Batto-kun d’Inoue Kazuo, juin 1948. / collection Claude Leblanc

En abandonnant Yakyû Shônen pour lancer son nouveau magazine Manga Shônen, Katô Ken’ichi ne tourne pas pour autant le dos au base-ball. Dès le premier numéro de sa nouvelle publication, en janvier 1948, la série qui ouvre le magazine de 38 pages s’intitule Batto-kun [Le p’tit batteur]. Sous la plume d’Inoue Kazuo, cette série raconte l’histoire de Batto Nagai dit Batto-kun, un collégien passionné de base-ball.

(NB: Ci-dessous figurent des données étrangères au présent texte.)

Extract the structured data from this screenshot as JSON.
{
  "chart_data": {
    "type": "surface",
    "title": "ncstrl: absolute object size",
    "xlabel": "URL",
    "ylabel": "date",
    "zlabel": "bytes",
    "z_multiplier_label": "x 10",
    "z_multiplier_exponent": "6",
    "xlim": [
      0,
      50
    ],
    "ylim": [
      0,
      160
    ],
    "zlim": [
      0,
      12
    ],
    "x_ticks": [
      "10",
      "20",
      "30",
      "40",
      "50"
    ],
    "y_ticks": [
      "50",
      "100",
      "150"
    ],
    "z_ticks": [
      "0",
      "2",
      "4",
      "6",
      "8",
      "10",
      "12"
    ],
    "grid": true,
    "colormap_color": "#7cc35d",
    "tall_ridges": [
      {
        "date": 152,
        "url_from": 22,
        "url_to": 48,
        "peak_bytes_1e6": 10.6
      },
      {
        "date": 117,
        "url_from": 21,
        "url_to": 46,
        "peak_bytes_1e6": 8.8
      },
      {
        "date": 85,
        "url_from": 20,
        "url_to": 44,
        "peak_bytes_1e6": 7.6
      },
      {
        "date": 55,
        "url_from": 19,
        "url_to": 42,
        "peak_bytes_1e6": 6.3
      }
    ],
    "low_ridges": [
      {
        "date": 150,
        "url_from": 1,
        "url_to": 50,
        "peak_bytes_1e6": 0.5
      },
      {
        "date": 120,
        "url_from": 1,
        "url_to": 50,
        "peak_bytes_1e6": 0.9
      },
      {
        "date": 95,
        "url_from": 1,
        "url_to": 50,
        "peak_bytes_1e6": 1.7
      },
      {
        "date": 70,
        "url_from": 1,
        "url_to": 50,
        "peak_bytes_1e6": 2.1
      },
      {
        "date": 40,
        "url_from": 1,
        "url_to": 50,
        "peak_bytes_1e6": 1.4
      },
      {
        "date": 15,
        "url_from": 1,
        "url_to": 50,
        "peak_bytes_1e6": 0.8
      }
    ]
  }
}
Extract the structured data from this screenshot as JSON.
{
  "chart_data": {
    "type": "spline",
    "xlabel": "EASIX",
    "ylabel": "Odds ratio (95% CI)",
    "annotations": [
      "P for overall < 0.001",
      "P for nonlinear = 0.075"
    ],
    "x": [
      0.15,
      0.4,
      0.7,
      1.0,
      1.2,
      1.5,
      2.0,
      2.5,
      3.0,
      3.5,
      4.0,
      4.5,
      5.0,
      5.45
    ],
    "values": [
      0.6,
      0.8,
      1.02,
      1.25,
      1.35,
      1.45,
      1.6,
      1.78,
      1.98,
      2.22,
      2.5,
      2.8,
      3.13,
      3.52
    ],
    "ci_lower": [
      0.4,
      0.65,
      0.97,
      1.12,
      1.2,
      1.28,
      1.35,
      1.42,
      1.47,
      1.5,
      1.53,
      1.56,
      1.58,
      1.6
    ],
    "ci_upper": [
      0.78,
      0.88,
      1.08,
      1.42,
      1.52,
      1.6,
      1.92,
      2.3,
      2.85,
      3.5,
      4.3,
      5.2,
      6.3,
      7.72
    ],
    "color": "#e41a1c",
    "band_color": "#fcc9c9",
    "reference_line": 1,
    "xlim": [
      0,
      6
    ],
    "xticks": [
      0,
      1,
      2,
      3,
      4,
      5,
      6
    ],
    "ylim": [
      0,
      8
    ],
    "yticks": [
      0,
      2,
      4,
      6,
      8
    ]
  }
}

Si le manga met en avant la pratique de ce sport, il ne s’y cantonne pas uniquement. L’objectif de Katô est de “permettre aux enfants japonais de grandir grâce à la lecture de Manga Shônen”, comme il le rappelle dans le texte qu’il publie dans le n°1. Aussi encourage-t-il l’auteur de Batto-kun à explorer le quotidien du héros de ce récit avec sa famille et ses amis. Il voit dans la pratique du sport un excellent moyen d’éducation. C’est la raison pour laquelle Inoue Kazuo utilise les expériences de jeu pour offrir quelques leçons de comportement face à la victoire ou la défaite.
A l’époque, nous sommes loin des mangas qui paraîtront vingt ans plus tard dans lesquels les héros sont prêts à souffrir pour atteindre les sommets. Ici c’est le plaisir qui prévaut. Une approche qui correspond à l’esprit du moment après des années de guerre et de difficultés. Surtout que le base-ball est considéré comme une activité “démocratique” dans la mesure où chaque joueur est indépendant des autres. Une leçon importante pour Katô favorable à l’épanouissement des enfants.